Custody Parole

Context:  The Delhi High Court granted six ­hour custody parole to national coordinator of the now ­banned Popular Front of India (PFI). About Parole:
  • Parole is a conditional release of a prisoner who has served part of the period for which he was condemned to jail.
  • The release is conditional, usually subject to behaviour, and requires periodic reporting to the authorities for a set period of time. Parole is considered a reformative process.
  • Parole may be denied to a prisoner even when he makes out a sufficient case, if the competent authority is satisfied that releasing the convict would not be in the interest of society.

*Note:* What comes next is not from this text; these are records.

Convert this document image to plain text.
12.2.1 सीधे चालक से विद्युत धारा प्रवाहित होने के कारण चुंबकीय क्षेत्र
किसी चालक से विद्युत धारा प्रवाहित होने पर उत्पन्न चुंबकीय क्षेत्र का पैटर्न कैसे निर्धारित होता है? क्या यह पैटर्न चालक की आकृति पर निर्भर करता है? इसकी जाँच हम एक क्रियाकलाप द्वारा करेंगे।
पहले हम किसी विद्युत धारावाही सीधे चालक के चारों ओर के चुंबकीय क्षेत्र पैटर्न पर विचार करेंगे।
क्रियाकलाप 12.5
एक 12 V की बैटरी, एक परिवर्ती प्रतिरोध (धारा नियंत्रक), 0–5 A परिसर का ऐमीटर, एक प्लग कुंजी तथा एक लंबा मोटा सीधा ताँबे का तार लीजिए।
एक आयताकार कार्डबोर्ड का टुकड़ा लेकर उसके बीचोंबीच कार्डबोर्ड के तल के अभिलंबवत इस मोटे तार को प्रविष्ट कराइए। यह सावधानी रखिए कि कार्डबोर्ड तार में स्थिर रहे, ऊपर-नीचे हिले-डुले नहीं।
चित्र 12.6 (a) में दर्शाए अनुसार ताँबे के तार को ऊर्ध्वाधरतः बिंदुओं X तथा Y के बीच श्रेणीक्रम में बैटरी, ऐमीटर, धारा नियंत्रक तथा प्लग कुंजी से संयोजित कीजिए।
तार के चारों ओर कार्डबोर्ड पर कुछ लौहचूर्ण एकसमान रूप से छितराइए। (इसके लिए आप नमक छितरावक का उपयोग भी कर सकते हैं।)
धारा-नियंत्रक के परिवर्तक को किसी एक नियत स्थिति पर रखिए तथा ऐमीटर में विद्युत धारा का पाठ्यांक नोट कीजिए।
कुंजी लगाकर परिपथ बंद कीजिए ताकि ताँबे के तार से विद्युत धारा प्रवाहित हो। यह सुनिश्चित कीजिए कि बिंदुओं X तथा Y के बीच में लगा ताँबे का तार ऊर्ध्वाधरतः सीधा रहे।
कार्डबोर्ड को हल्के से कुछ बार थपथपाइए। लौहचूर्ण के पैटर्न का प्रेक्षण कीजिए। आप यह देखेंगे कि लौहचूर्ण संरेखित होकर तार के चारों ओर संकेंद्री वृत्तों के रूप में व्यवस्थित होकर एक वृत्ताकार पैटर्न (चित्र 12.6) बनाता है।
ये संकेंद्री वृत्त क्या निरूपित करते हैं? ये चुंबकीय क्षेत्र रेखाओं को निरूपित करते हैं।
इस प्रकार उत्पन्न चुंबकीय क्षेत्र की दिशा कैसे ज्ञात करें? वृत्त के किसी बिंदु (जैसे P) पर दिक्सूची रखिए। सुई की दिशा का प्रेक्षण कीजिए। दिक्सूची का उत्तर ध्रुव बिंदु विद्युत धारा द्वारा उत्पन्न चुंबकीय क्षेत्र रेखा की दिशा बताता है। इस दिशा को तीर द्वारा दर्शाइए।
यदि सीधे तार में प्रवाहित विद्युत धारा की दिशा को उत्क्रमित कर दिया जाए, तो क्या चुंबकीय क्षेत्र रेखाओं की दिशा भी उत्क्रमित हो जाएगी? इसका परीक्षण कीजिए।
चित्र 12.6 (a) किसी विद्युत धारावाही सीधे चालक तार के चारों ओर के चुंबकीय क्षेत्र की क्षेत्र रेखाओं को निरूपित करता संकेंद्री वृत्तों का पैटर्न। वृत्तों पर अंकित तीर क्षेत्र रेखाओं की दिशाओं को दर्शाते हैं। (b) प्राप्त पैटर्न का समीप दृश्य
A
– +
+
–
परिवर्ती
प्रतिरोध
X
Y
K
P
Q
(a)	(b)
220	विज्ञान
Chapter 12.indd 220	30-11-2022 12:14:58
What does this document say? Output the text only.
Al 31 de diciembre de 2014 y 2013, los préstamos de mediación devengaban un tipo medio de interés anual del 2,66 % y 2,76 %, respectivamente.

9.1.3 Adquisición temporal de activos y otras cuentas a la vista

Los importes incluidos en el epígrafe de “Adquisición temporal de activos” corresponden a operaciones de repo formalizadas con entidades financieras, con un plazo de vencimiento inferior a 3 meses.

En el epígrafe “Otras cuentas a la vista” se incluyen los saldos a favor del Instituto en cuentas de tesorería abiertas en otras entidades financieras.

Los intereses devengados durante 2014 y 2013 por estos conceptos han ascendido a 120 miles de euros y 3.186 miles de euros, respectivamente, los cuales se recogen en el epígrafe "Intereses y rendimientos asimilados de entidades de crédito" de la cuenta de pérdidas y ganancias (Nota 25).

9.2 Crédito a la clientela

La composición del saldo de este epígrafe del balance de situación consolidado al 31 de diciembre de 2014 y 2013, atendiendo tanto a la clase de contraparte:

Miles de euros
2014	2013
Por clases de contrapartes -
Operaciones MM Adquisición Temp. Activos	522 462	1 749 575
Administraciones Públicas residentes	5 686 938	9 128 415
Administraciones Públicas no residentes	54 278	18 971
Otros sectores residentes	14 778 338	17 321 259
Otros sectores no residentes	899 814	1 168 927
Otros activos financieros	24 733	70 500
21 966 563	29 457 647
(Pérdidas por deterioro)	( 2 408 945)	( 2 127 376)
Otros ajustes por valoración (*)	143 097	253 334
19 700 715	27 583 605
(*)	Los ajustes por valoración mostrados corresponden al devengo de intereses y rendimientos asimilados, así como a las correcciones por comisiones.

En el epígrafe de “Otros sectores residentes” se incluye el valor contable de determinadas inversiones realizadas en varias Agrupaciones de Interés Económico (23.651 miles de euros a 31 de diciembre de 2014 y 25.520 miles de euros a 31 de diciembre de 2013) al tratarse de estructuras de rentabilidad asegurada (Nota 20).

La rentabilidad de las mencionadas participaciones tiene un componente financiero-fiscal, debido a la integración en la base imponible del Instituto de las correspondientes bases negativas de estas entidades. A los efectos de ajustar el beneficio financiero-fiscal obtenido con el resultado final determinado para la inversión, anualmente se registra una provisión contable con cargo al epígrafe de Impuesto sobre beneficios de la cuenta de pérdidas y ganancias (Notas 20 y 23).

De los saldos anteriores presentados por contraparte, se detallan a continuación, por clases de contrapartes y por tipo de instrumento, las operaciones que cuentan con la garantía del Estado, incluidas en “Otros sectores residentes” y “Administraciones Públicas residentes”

  • In Sunil Fulchand Shah v. Union of India (2000), the Supreme Court said explicitly that parole does not amount to suspension of sentence.
  • In Election Commission of India vs. Mukhtar Ansari (2017) case, the Delhi High Court declared that custody parole cannot be used as a substitute for bail and cannot be extended for long periods of time or for daily visits.
Custody Parole or Emergency Parole:
  • Custody parole is provided in emergency situations.
  • Except for foreigners and those serving death sentences, all convicted persons may be eligible for emergency parole for 14 days for reasons such as the death of a family member and the marriage of a family member.
Regular Parole:
  • Except in exceptional circumstances, offenders who have served at least one year in prison are eligible for regular parole for a maximum of one month.
Eligibility for the Grant of Parole:
  • A convict must have served at least one year in jail, excluding any time spent in remission.
  • The prisoner’s behaviour had to be uniformly good.
  • The criminal should not have committed any crimes during the period of parole if it was granted previously.
  • A minimum of six months should have passed since the previous parole was terminated.